I also worked on a lot of committee reports. A few stand out. For ”Sharing Canada’s Prosperity: A Hand Up Not a Handout”, on aboriginal economic development, I organized a policy team that included myself, Senator St. Germain’s policy advisor, Stephen Stewart and staff from the Library of Parliament to provide support to the Aboriginal Peoples committee. Though it is uncredited, I wrote the introduction to Negotiation or Confrontation, the report on the Specific claims process. Another report, done for the Energy, Environment and Natural Resources committee was “With Respect Canada’s North”. I assisted with organizing committee travel, provided policy advice and even traveled with Senators on a fact-finding trip across the NWT. I played a role – sometimes small and sometimes large – in another half dozen reports.
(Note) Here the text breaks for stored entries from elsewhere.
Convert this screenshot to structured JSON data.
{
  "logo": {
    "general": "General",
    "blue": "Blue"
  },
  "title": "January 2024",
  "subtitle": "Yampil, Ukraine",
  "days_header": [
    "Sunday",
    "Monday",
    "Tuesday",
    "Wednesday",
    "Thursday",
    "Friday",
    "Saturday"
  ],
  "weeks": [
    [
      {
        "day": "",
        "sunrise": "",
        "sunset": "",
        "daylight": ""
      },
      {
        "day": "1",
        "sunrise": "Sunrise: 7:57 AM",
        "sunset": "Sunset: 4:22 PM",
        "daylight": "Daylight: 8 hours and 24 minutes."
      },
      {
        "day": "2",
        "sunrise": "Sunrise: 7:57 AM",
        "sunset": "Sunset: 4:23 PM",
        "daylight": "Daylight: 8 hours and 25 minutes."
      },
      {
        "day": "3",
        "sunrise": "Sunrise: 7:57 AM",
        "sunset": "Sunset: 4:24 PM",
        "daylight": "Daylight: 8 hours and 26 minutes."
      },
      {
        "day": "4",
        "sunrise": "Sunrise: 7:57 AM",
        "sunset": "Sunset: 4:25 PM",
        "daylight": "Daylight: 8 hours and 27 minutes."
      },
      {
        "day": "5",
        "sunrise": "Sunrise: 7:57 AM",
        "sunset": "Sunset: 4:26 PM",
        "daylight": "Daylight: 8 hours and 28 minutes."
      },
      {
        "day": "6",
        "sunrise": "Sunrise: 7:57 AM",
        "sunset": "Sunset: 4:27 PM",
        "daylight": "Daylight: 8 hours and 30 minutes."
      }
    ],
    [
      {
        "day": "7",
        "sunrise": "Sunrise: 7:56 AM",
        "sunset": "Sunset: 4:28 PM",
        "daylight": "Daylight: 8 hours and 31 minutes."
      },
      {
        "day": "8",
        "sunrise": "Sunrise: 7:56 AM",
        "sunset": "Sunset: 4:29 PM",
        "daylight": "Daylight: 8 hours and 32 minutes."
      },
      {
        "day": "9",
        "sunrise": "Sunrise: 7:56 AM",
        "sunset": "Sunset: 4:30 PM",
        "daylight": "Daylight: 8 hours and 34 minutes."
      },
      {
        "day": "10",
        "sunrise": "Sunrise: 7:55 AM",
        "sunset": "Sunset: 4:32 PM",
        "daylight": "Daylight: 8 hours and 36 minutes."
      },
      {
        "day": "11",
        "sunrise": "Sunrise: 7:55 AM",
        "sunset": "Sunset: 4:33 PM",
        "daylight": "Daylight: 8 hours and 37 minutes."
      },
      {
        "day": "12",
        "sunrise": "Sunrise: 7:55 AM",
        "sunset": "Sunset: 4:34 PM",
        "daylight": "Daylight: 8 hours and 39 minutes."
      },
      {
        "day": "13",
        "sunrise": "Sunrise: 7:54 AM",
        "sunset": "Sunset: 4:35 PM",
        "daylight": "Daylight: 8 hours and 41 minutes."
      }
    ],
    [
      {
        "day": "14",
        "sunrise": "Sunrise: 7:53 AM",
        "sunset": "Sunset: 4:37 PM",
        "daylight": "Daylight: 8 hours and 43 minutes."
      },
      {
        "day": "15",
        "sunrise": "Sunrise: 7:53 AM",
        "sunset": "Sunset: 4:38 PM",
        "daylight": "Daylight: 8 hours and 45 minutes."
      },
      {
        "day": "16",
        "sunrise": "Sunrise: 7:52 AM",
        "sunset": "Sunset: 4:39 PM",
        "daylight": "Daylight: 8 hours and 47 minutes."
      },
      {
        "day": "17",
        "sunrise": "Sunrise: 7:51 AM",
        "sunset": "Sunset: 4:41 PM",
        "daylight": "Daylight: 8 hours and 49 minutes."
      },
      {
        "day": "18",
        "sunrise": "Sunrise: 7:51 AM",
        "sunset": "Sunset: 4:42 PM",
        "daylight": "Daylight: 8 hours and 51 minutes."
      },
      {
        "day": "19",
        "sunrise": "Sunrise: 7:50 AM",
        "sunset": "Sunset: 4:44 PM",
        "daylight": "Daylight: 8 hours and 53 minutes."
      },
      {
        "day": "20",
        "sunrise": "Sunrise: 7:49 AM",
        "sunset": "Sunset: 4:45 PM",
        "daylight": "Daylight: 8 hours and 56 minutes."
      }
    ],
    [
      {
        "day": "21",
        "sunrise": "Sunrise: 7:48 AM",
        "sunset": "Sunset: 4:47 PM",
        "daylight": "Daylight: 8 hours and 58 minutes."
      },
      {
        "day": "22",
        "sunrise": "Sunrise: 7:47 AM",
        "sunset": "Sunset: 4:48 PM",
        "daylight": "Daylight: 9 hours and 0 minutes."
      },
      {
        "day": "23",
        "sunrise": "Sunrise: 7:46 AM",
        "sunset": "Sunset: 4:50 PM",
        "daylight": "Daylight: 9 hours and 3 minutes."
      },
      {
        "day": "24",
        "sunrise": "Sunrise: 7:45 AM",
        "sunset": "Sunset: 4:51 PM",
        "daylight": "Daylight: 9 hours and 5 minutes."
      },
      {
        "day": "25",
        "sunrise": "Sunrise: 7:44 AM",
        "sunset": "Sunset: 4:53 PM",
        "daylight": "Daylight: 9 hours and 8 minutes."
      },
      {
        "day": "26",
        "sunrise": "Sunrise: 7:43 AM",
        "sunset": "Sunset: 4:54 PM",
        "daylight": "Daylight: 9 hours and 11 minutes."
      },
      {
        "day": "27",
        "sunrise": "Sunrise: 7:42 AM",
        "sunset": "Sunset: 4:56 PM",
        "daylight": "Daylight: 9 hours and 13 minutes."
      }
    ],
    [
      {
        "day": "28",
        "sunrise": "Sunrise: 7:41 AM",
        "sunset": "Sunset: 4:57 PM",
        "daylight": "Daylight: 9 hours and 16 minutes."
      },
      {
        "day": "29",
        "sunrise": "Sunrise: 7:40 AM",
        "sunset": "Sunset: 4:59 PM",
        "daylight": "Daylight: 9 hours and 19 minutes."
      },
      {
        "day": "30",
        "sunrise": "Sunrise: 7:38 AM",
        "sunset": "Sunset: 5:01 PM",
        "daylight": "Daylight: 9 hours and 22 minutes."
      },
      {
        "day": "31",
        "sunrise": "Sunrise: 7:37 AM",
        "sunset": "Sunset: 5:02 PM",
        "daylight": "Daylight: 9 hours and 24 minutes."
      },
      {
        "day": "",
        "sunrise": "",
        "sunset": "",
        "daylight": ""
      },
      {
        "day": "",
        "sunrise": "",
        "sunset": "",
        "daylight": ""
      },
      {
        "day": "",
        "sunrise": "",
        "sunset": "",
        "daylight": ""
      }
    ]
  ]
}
And , of course, there was the work on legislation. Everyone is making a big fuss these days because the Senate is amending government Bills but until 2008, the Senate routinely made amendments to about 25% of the bills that came before it. None of the governments of the day liked it but it was only during the Dark Years (2008-2015) that they used their majority in the Senate to thwart most changes. But in the early days, I helped draft a number of amendments, some of which made it into the law.

Travel in the north and to First Nations communities across Canada was a fascinating and rewarding opportunity and solidified my knowledge of northern and indigenous issues. I met literally thousands of people and learned from every one of them. And I like to think I helped my share, too, whether with tax problems, immigration issues or, most importantly, with dealing with residential schools.

It was a fascinating 15 years or work and continuous learning – imagine a job where they essentially pay you to think and read and study and then, report on what you found out. Not perfect everyday but a lot better than most jobs.

Of course there were dark times – the attack on Parliament Hill and the various Senate scandals, the Auditor general, the Harper majority – but the good outweighed the bad.

Pretty hard to sum up 15 years in 700 hundred words but that’s clearly somewhat more than ten minutes.